NORTH PHILADELPHIA (WPVI) -- A nagging cough progressively turned into a life-threatening diagnosis for one Delaware man. He credits Temple Health with saving his life.

Allan Nelson, of Kenton, Kent County, knew he had a family history of pulmonary fibrosis. He just never thought he'd be facing his own mortality with the disease.

The 64-year-old started coughing in 2015 and over the next couple of years, it got worse and worse.

"It was just wrenching the amount of coughing I was doing," he said.

His diagnosis was pulmonary fibrosis, a disease he was all too familiar.

"My father and my great grandmother both died from pulmonary fibrosis, so I had it in the back of my head that I was probably in line for this," he said,

But he never thought he would hear this.

"He says you have anywhere from about one to three years to live and of course that was like devastating," Nelson said.
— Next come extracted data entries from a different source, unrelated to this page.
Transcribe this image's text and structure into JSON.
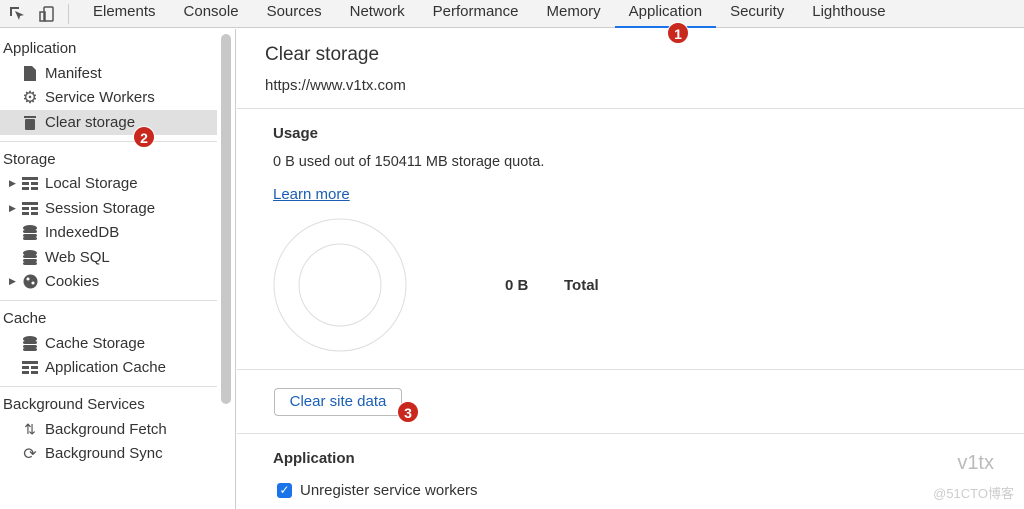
{
  "tabs": [
    "Elements",
    "Console",
    "Sources",
    "Network",
    "Performance",
    "Memory",
    "Application",
    "Security",
    "Lighthouse"
  ],
  "active_tab": "Application",
  "sidebar": {
    "sections": [
      {
        "title": "Application",
        "items": [
          {
            "label": "Manifest",
            "icon": "file-icon"
          },
          {
            "label": "Service Workers",
            "icon": "gear-icon"
          },
          {
            "label": "Clear storage",
            "icon": "trash-icon",
            "selected": true
          }
        ]
      },
      {
        "title": "Storage",
        "items": [
          {
            "label": "Local Storage",
            "icon": "grid-icon",
            "expandable": true
          },
          {
            "label": "Session Storage",
            "icon": "grid-icon",
            "expandable": true
          },
          {
            "label": "IndexedDB",
            "icon": "database-icon"
          },
          {
            "label": "Web SQL",
            "icon": "database-icon"
          },
          {
            "label": "Cookies",
            "icon": "cookie-icon",
            "expandable": true
          }
        ]
      },
      {
        "title": "Cache",
        "items": [
          {
            "label": "Cache Storage",
            "icon": "database-icon"
          },
          {
            "label": "Application Cache",
            "icon": "grid-icon"
          }
        ]
      },
      {
        "title": "Background Services",
        "items": [
          {
            "label": "Background Fetch",
            "icon": "arrows-updown-icon"
          },
          {
            "label": "Background Sync",
            "icon": "sync-icon"
          }
        ]
      }
    ]
  },
  "main": {
    "title": "Clear storage",
    "origin": "https://www.v1tx.com",
    "usage_title": "Usage",
    "usage_text": "0 B used out of 150411 MB storage quota.",
    "learn_more": "Learn more",
    "total_value": "0 B",
    "total_label": "Total",
    "clear_button": "Clear site data",
    "app_section": "Application",
    "checkbox_label": "Unregister service workers",
    "checkbox_checked": true
  },
  "badges": [
    "1",
    "2",
    "3"
  ],
  "watermark": {
    "brand": "v1tx",
    "site": "@51CTO博客"
  }
}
Nelson was referred to Temple Health for a double lung transplant.

"Pulmonary fibrosis is progressive scar tissue formation throughout the lungs," said Dr. James Brown a pulmonologist. "Over time that prevents the lungs from being able to get oxygen into the blood and get rid of carbon dioxide."
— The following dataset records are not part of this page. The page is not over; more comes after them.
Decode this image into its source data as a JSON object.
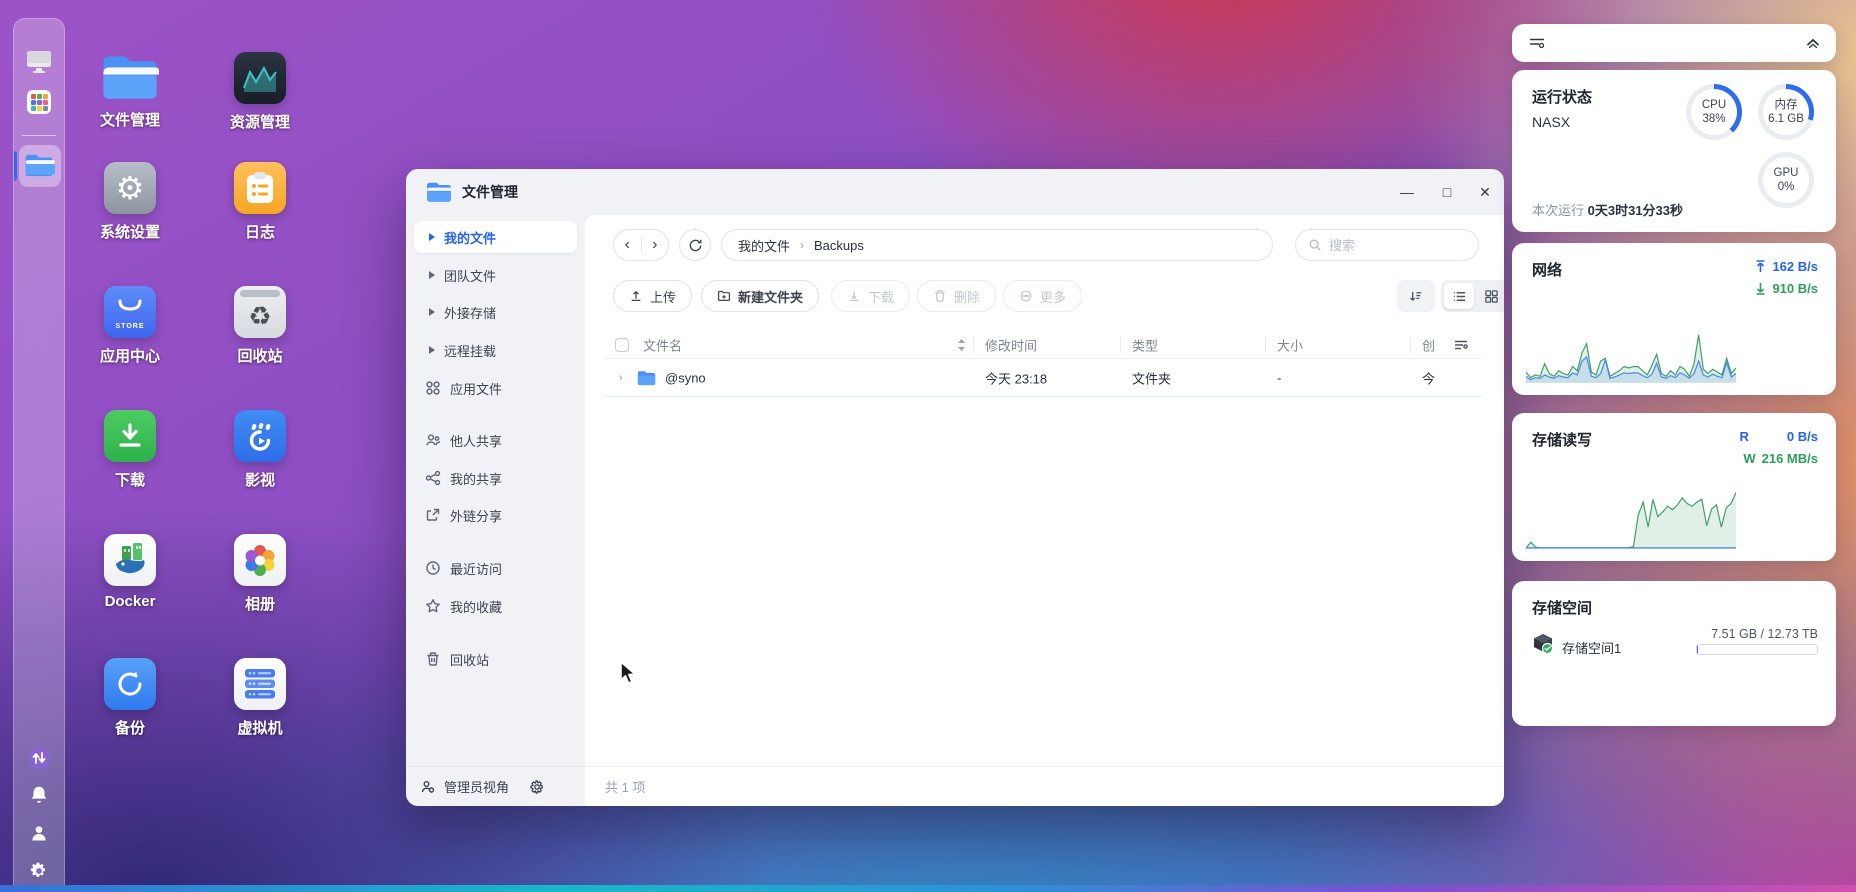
{
  "colors": {
    "accent": "#2f6bef",
    "chart_up": "#4a86f0",
    "chart_down": "#3fa065",
    "ring_track": "#e9ecf1"
  },
  "desktop": {
    "taskbar": {
      "items": [
        "desktop-switcher",
        "app-launcher",
        "file-manager-active"
      ],
      "bottom": [
        "transfer",
        "notifications",
        "user",
        "settings"
      ]
    },
    "icons": [
      {
        "label": "文件管理"
      },
      {
        "label": "资源管理"
      },
      {
        "label": "系统设置"
      },
      {
        "label": "日志"
      },
      {
        "label": "应用中心",
        "icon_text": "STORE"
      },
      {
        "label": "回收站"
      },
      {
        "label": "下载"
      },
      {
        "label": "影视"
      },
      {
        "label": "Docker"
      },
      {
        "label": "相册"
      },
      {
        "label": "备份"
      },
      {
        "label": "虚拟机"
      }
    ]
  },
  "window": {
    "title": "文件管理",
    "controls": {
      "minimize": "—",
      "maximize": "□",
      "close": "✕"
    },
    "sidebar": {
      "items": [
        {
          "label": "我的文件"
        },
        {
          "label": "团队文件"
        },
        {
          "label": "外接存储"
        },
        {
          "label": "远程挂载"
        },
        {
          "label": "应用文件"
        },
        {
          "label": "他人共享"
        },
        {
          "label": "我的共享"
        },
        {
          "label": "外链分享"
        },
        {
          "label": "最近访问"
        },
        {
          "label": "我的收藏"
        },
        {
          "label": "回收站"
        }
      ]
    },
    "sidebar_footer": {
      "role": "管理员视角"
    },
    "nav": {
      "breadcrumb": [
        "我的文件",
        "Backups"
      ],
      "separator": "›",
      "search_placeholder": "搜索"
    },
    "toolbar": {
      "upload": "上传",
      "new_folder": "新建文件夹",
      "download": "下载",
      "delete": "删除",
      "more": "更多"
    },
    "table": {
      "headers": {
        "name": "文件名",
        "modified": "修改时间",
        "type": "类型",
        "size": "大小",
        "created": "创"
      },
      "rows": [
        {
          "name": "@syno",
          "modified": "今天 23:18",
          "type": "文件夹",
          "size": "-",
          "created": "今"
        }
      ]
    },
    "status": "共 1 项"
  },
  "panel": {
    "status": {
      "title": "运行状态",
      "host": "NASX",
      "cpu": {
        "label": "CPU",
        "value": "38%",
        "percent": 38
      },
      "memory": {
        "label": "内存",
        "value": "6.1 GB",
        "percent": 30
      },
      "gpu": {
        "label": "GPU",
        "value": "0%",
        "percent": 0
      },
      "uptime_label": "本次运行",
      "uptime": "0天3时31分33秒"
    },
    "network": {
      "title": "网络",
      "up": "162 B/s",
      "down": "910 B/s"
    },
    "disk": {
      "title": "存储读写",
      "read_label": "R",
      "read": "0 B/s",
      "write_label": "W",
      "write": "216 MB/s"
    },
    "storage": {
      "title": "存储空间",
      "volume": "存储空间1",
      "usage": "7.51 GB / 12.73 TB",
      "percent": 0.6
    }
  },
  "chart_data": [
    {
      "id": "network",
      "type": "area",
      "title": "网络",
      "legend_position": "top-right",
      "grid": false,
      "x": "rolling time window (unlabeled)",
      "ylim": [
        0,
        100
      ],
      "series": [
        {
          "name": "下载",
          "color": "#3fa065",
          "values": [
            14,
            6,
            10,
            8,
            26,
            12,
            8,
            16,
            12,
            10,
            22,
            16,
            42,
            55,
            14,
            10,
            30,
            34,
            8,
            12,
            16,
            22,
            20,
            22,
            22,
            16,
            10,
            24,
            40,
            12,
            8,
            16,
            10,
            22,
            18,
            8,
            26,
            68,
            18,
            12,
            18,
            14,
            10,
            34,
            12,
            20
          ]
        },
        {
          "name": "上传",
          "color": "#4a86f0",
          "values": [
            8,
            3,
            6,
            5,
            10,
            7,
            5,
            9,
            7,
            6,
            13,
            10,
            30,
            36,
            8,
            6,
            12,
            32,
            5,
            7,
            10,
            13,
            12,
            13,
            13,
            9,
            6,
            11,
            27,
            7,
            5,
            9,
            6,
            13,
            10,
            5,
            12,
            30,
            10,
            7,
            11,
            8,
            6,
            28,
            7,
            12
          ]
        }
      ]
    },
    {
      "id": "disk",
      "type": "area",
      "title": "存储读写",
      "legend_position": "top-right",
      "grid": false,
      "x": "rolling time window (unlabeled)",
      "ylim": [
        0,
        100
      ],
      "series": [
        {
          "name": "写",
          "color": "#3fa065",
          "values": [
            0,
            8,
            1,
            0,
            0,
            0,
            0,
            0,
            0,
            0,
            0,
            0,
            0,
            0,
            0,
            0,
            0,
            0,
            0,
            0,
            0,
            0,
            2,
            48,
            66,
            30,
            70,
            45,
            52,
            60,
            55,
            62,
            72,
            64,
            60,
            66,
            70,
            32,
            56,
            62,
            30,
            58,
            64,
            80
          ]
        },
        {
          "name": "读",
          "color": "#4a86f0",
          "values": [
            0,
            0,
            0,
            0,
            0,
            0,
            0,
            0,
            0,
            0,
            0,
            0,
            0,
            0,
            0,
            0,
            0,
            0,
            0,
            0,
            0,
            0,
            0,
            0,
            0,
            0,
            0,
            0,
            0,
            0,
            0,
            0,
            0,
            0,
            0,
            0,
            0,
            0,
            0,
            0,
            0,
            0,
            0,
            0
          ]
        }
      ]
    }
  ]
}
Nelson received his transplant on January 8, 2019.

"It's amazing, it's amazing, right out of surgery the next day when you're conscious the first thing I said after they got the breathing tube is, 'oh, my gosh, I am not coughing anymore," said Nelson.

"His prognosis is good, he's been doing fantastic," said Dr. Brown.

Experts caution that despite needing a transplant, there is still a process in getting one.

"There's a number of medical tests to make sure that you're able to survive the transplant and do well afterwards," said Dr. Brown.

That process can take weeks on its own, then once you are on the transplant list:

"Once you're listed your score on that list is based on how urgently you need a transplant so wait times could vary for different people," said Dr. Brown.

After four months of recovery, Nelson was back to work full-time with no restrictions.